For Elizabeth Johnson, Ph.D., CSJ, distinguished professor of theology, the ban is “morally repugnant.”
“It is prejudicial to people in need, and to people from Muslim countries,” she said. “Both are against everything I believe in.”
As a long time advocate of the DREAM Act, Johnson is particularly close to issues of immigration. “My religious commitment, my membership in a religious order, as well as my role as an academic, make me very interested in this issue,” she said.
She also quipped that “It occurred to me that one way to solve this problem of the seven nations whose citizens are now being kept out of our country is to have Trump build a Trump hotel in each one of those countries. If you notice, not one of them has a Trump hotel and I think that might solve it. Let him make a buck and he’ll let them in.”
Fawzia Mustafa, professor of English, comparative literature, African American and African studies, and women’s, gender and sexuality studies, also weighed in on the petition and the executive order.

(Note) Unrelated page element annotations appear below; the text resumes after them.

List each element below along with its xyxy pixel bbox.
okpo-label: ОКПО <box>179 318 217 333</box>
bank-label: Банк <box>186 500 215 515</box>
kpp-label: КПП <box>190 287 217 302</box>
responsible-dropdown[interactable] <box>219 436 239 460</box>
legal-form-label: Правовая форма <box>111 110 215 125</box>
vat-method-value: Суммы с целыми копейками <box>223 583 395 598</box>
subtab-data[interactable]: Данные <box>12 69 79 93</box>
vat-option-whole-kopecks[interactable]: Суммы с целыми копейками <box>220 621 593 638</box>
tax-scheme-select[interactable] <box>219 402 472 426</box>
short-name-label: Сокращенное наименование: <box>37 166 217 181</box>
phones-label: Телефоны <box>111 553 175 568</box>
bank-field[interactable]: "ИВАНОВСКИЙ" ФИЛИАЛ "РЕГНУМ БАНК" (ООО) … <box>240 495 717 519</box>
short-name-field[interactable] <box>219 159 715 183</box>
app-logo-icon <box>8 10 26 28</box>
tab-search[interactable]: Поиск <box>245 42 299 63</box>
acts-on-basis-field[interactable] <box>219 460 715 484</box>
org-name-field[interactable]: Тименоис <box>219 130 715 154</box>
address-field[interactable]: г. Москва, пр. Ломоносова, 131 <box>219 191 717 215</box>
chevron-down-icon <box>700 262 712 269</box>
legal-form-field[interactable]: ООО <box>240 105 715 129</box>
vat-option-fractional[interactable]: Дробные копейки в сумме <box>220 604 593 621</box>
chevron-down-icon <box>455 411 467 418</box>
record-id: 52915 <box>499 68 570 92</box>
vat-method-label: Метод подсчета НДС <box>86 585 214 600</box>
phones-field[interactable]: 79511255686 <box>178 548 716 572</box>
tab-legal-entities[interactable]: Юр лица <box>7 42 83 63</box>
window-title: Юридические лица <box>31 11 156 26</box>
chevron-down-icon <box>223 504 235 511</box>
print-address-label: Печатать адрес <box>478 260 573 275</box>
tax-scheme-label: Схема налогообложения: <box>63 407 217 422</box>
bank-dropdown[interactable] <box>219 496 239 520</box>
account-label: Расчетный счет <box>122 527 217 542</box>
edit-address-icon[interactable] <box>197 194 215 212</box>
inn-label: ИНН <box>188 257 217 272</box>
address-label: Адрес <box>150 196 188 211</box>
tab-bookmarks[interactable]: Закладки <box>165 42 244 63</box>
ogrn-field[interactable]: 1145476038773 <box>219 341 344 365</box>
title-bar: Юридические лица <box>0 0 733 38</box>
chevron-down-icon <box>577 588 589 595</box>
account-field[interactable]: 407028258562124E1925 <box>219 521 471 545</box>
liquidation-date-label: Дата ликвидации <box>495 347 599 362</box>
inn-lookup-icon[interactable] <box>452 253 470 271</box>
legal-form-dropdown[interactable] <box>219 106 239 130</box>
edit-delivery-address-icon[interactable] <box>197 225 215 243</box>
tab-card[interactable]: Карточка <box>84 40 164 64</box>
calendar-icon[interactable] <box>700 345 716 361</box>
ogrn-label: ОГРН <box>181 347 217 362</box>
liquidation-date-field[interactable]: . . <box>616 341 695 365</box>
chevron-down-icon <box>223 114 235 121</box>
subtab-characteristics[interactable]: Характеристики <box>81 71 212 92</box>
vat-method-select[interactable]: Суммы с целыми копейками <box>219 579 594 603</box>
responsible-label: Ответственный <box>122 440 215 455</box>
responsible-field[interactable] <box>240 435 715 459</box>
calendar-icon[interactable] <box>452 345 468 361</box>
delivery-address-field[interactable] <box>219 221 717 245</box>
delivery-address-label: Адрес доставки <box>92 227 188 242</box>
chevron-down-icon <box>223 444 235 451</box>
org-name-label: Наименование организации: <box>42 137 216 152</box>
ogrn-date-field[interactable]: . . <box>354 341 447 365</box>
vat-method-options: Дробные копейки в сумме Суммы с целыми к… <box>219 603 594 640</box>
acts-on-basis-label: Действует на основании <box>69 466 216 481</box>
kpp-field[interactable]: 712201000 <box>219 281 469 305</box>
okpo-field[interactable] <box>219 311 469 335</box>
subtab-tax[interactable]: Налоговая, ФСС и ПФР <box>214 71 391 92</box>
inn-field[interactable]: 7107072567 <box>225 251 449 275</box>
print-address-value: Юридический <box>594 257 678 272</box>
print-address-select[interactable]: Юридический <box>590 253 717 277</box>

“I signed the petition because we now live in a time when we do know that the recent executive order on Immigration barring entry to a host of people is unconstitutional,” she said. “We can’t beg ignorance, lack of precedent or exceptional circumstances that can in any way justify or explain away such an action on the part of the executive branch. It’s pure fear-mongering, xenophobia, racism and mean-spiritedness, not to mention plain wrong.”

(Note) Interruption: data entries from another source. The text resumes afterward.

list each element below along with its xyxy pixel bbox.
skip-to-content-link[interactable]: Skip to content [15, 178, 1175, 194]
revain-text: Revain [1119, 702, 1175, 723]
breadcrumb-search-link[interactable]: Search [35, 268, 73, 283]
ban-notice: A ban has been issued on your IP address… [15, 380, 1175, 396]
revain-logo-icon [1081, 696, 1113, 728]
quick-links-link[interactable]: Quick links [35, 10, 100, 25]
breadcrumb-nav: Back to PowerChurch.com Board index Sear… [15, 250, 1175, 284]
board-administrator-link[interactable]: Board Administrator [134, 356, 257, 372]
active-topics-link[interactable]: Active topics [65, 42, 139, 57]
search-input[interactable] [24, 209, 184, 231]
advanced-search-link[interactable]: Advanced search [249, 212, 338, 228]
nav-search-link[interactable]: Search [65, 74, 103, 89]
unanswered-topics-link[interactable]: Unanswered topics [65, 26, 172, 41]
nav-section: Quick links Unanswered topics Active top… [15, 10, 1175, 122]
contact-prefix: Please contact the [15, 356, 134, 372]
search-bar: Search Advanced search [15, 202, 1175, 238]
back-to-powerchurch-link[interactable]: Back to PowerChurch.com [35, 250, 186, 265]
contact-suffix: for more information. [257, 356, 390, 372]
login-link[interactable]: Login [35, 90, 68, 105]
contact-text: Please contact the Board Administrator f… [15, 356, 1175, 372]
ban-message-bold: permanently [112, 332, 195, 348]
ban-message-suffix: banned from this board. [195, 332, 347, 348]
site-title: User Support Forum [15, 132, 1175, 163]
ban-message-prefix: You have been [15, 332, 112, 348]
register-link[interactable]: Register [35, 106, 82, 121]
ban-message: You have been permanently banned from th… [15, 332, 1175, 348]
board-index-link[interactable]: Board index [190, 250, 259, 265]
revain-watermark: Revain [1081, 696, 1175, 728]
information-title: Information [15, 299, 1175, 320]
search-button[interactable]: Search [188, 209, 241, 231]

While some signatories such as Terrence W. Tilley, the Avery Cardinal Dulles, S.J., professor of Catholic theology say that the petition is “a very small effort that is part of a series of protests,” he added that “We can offer moral support and by that I mean we are by trade concerned with the values inherent with public discourse and in personal action. So we play a small supporting role and a cheering section from the ivory tower.”
He also added a point of comparison to understand how the executive order affects people coming to this country.
“I also know of Americans who have been denied entry as academics into the United Kingdom, put on a plane, sent back here to get the proper paperwork done and after two weeks of struggle, were able to get back to the UK and resume their temporary positions in the UK,” he said. “These are people who, as they told me, had resources, had support groups, had at least money that they could get at so that it would not be a disaster. If it was a problem for middle class American academics, what of the poor and downtrodden whom the Statue of Liberty allegedly welcomes to this shore?”
For Jeannine Hill Fletcher, Ph.D., professor of theology, the executive order relates to her recent work on “the Sin of White Supremacy and the Christian ideology of superiority that has run throughout the history of the United States.”
“To me, this newest legislation is the next chapter in a long history of America’s ideology of White Christian supremacy,” she said in an email statement. “As a White Christian theologian, I need to do everything I can to oppose it.”
“My work over the last 20 years has been asking how we embrace America as a multi-religious nation,” she said. She added that “Our diversity is our strength for new perspectives on what it is to be human” and also “a theological strength for contemplating the mystery that Christians have named ‘God’.”
As more faculty members join these academics in signing the petition, the future remains uncertain for people like Nejad.
“Honestly I don’t know,” he said regarding what he intends to do moving forward. “We had plans in the very near future, which is our parents are traveling to Canada late February to early April and we were going to travel there and visit them. Now, I don’t know what to do about that.”
“In the longer term, I hope that this will be resolved because we are not in a situation to consider that we are not going to see our parents for the next few years,” he continued. “That’s not a choice for us.”